Interpreting Histogram Shape
  • Symmetric: frequencies cluster near centre, mirror-like tails.
  • Uniform: all classes have ~equal frequency.
  • Negatively skewed (skew-left): bulk of data on right, tail extends left.
  • Positively skewed (skew-right): bulk on left, tail extends right.

B. Ogive (Cumulative Frequency Curve)

  • Requires Class Boundaries + Cumulative Frequencies.
  • Plot upper class boundary vs. cumulative frequency; join with straight segments.
  • Always non-decreasing.
  • Interpretation:
    • At 19 days, F=15 → 15 clients finished in <19 days.
    • Use vertical then horizontal tracing to answer “≤ value” questions (e.g.
      ≤27 days → 26 clients).

C. Frequency Polygon

  • Uses midpoints vs. frequencies.
  • Add two extra (arbitrary) midpoints so curve starts/ends on X-axis:
    • Start: first midpoint -c ( 13-4=9 ) with f=0.
    • End: last midpoint +c ( 33+4=37 ) with f=0.
  • Plot points (9,0), (13,8), (17,7), (21,3), (25,8), (29,3), (33,1), (37,0) and connect with straight lines.
  • Entire polygon touches the X-axis only at the two artificial endpoints.

Practical & Pedagogical Notes

  • Choice of extra columns/graphs depends on message & audience.
  • Frequency tables suffice for numerical summaries; graphs convey visual intuition.
  • Check sums: \sum f = n and \sum rf = 1.
  • Rounding-up principle applies to both k and c, ensuring full coverage without data loss.
  • Always label graphs fully (title, axes, units).
  • Contrast: histogram (touching bars, continuous) vs.
    bar chart (separate categories, bars separated).
  • Cumulative frequency tools (table or ogive) allow percentile-type inquiries without raw data.

Course Logistics Mentioned

  • Unit 2 concluded; Practice Assignment 2 open (work over next 7-10 days).
  • Memo/solutions available in 5-7 days.
  • Additional video provided for full worked example; slides alone are “sufficient”.
  • Encouragement to “work diligently”.

Summary of Key Formulas & Symbols

  • Sturges: k = 1 + 3.3 \log n
  • Class width: c = \dfrac{\max - \min}{k}
  • Relative frequency: rf = \dfrac{f}{n}
  • Cumulative frequency: Fi = \sum{j\le i} f_j
  • Class midpoint: x_m = \dfrac{\text{lower}+\text{upper}}{2}
  • Notation: square bracket [ = inclusive, round bracket ) = exclusive.
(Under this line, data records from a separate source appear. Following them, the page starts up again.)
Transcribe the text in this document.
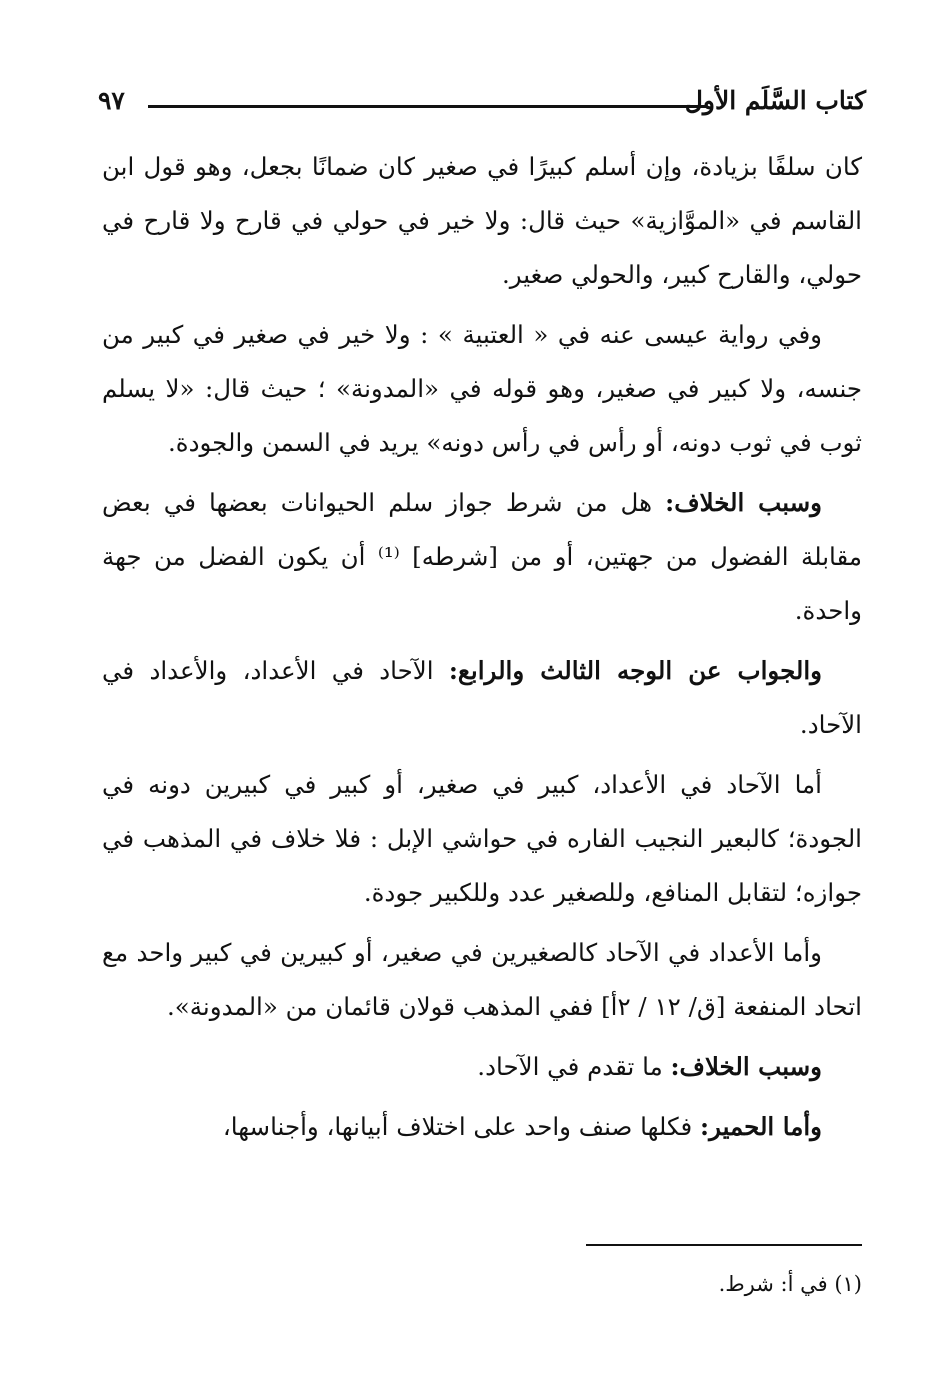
كتاب السَّلَم الأول
٩٧

كان سلفًا بزيادة، وإن أسلم كبيرًا في صغير كان ضمانًا بجعل، وهو قول ابن القاسم في «الموَّازية» حيث قال: ولا خير في حولي في قارح ولا قارح في حولي، والقارح كبير، والحولي صغير.

وفي رواية عيسى عنه في « العتبية » : ولا خير في صغير في كبير من جنسه، ولا كبير في صغير، وهو قوله في «المدونة» ؛ حيث قال: «لا يسلم ثوب في ثوب دونه، أو رأس في رأس دونه» يريد في السمن والجودة.

وسبب الخلاف: هل من شرط جواز سلم الحيوانات بعضها في بعض مقابلة الفضول من جهتين، أو من [شرطه] ⁽¹⁾ أن يكون الفضل من جهة واحدة.

والجواب عن الوجه الثالث والرابع: الآحاد في الأعداد، والأعداد في الآحاد.

أما الآحاد في الأعداد، كبير في صغير، أو كبير في كبيرين دونه في الجودة؛ كالبعير النجيب الفاره في حواشي الإبل : فلا خلاف في المذهب في جوازه؛ لتقابل المنافع، وللصغير عدد وللكبير جودة.

وأما الأعداد في الآحاد كالصغيرين في صغير، أو كبيرين في كبير واحد مع اتحاد المنفعة [ق/ ١٢ / ٢أ] ففي المذهب قولان قائمان من «المدونة».

وسبب الخلاف: ما تقدم في الآحاد.

وأما الحمير: فكلها صنف واحد على اختلاف أبيانها، وأجناسها،

(١) في أ: شرط.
Ethical & Practical Implications

  • Transparent summarisation prevents misinterpretation—e.g.
    incorrect class widths or mis-labelled histograms can bias audience perception.
  • Proper rounding avoids hiding observations outside chosen boundaries.
  • Graph choice impacts how variability & skewness are communicated to stakeholders (auditors, managers, regulators, etc.).